I’d even caught myself humming their songs while studying, folding laundry, doing dishes.
Nate knew I liked his music, but the extent to which I liked it was my little secret.
Apparently, I’d been listening so regularly I’d all but forgotten that the guy who sang them, who wrote them, was sitting two feet from me.
Feeling my cheeks turn tomato red, I prayed Nate wasn’t paying attention and covertly grabbed my phone to press Next.
“Hey, that’s a great song!” He glanced at me with a mock-wounded expression as the next song began. His eyes lingered on my flushed cheeks.
“Sorry. It’s probably weird to hear your own voice on my playlist.” I dismissed my embarrassment with a wave of my hand. “But I agree. It’s a great song.”

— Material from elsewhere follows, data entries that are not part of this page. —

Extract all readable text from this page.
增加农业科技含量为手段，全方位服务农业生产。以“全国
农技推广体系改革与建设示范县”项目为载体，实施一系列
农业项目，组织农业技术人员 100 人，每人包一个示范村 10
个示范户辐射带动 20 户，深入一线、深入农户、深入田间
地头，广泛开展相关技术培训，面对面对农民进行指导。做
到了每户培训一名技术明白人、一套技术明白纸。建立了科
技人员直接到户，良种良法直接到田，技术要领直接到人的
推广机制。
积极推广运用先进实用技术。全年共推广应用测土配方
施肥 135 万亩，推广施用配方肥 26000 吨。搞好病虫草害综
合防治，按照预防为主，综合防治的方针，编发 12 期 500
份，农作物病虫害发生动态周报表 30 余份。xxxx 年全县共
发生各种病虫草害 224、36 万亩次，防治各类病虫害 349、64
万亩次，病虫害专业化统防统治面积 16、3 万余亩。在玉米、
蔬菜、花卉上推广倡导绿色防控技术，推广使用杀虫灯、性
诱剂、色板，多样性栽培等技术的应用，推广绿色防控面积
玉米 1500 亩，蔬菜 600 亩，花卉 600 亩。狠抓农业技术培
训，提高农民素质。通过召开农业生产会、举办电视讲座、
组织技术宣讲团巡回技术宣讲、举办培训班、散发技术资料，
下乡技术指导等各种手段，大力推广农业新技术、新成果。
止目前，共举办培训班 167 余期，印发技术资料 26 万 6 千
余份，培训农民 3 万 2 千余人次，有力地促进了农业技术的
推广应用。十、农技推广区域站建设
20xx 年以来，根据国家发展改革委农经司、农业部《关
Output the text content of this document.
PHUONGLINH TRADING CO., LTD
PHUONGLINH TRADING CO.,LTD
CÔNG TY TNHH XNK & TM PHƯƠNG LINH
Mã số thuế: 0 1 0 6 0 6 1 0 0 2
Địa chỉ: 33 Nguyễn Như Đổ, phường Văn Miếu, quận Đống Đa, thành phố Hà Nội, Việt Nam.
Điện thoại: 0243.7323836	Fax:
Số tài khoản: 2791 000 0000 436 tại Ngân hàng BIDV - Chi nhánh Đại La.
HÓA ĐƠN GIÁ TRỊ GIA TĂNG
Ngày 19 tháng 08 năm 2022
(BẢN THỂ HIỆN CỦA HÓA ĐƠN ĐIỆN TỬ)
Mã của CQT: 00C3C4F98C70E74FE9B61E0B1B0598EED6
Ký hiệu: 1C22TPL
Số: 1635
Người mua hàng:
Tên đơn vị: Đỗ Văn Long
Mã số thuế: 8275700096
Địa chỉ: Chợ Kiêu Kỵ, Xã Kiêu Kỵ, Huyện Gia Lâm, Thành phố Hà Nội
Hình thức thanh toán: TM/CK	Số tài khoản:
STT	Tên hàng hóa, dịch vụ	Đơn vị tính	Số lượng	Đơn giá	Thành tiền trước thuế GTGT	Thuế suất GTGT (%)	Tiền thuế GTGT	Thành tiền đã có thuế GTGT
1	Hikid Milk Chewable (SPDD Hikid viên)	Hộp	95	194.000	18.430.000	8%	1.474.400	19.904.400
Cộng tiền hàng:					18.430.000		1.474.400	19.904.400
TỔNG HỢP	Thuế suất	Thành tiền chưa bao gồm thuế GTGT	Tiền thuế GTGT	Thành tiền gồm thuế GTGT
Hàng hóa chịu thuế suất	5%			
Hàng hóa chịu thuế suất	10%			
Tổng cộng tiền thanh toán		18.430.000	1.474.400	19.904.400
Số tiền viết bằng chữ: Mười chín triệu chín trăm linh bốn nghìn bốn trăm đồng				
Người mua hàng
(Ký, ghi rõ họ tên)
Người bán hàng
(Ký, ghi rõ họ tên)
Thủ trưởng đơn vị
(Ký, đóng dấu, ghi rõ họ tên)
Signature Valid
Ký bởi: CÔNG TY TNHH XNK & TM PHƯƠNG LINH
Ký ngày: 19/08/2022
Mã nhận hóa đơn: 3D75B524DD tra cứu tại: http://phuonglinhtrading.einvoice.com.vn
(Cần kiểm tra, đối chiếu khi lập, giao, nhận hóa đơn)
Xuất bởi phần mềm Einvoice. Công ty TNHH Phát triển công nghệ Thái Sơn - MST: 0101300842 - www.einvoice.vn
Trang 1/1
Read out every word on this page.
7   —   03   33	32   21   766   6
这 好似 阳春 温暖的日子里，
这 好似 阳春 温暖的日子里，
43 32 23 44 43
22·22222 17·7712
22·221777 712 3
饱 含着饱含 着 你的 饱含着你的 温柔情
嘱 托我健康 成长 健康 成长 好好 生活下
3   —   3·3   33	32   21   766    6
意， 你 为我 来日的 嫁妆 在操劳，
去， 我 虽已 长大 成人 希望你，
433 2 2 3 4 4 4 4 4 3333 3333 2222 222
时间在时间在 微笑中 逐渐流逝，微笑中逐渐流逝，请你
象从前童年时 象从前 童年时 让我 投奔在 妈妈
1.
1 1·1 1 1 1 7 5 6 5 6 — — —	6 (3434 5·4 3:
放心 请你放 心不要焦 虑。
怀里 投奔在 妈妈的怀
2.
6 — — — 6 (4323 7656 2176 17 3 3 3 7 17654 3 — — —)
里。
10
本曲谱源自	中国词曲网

“I do get sick of the sound of my voice sometimes.” He shrugged. “Plus, all I hear are the mistakes. Things I wish I would’ve done differently.”
“I can understand that. Sometimes, your worst critic is yourself.”
He lifted his eyebrows as if to say, Damn right and kept his eyes firmly on the road. The new song filled the car, giving me an excuse to hum along casually.
“I think it’s cute you have one of my songs saved on your phone.”
“I have more than one song saved, Nate. I have a whole EP on here. I wasn’t lying when I told you I liked your music. ”
“Really?”
I laughed at his disbelief. There was no way he didn’t know how talented he was. “Yes, really. I’m a fan.”
He shot me a smug look. “Well, I expect you to be in the front row when we play Wembley someday.”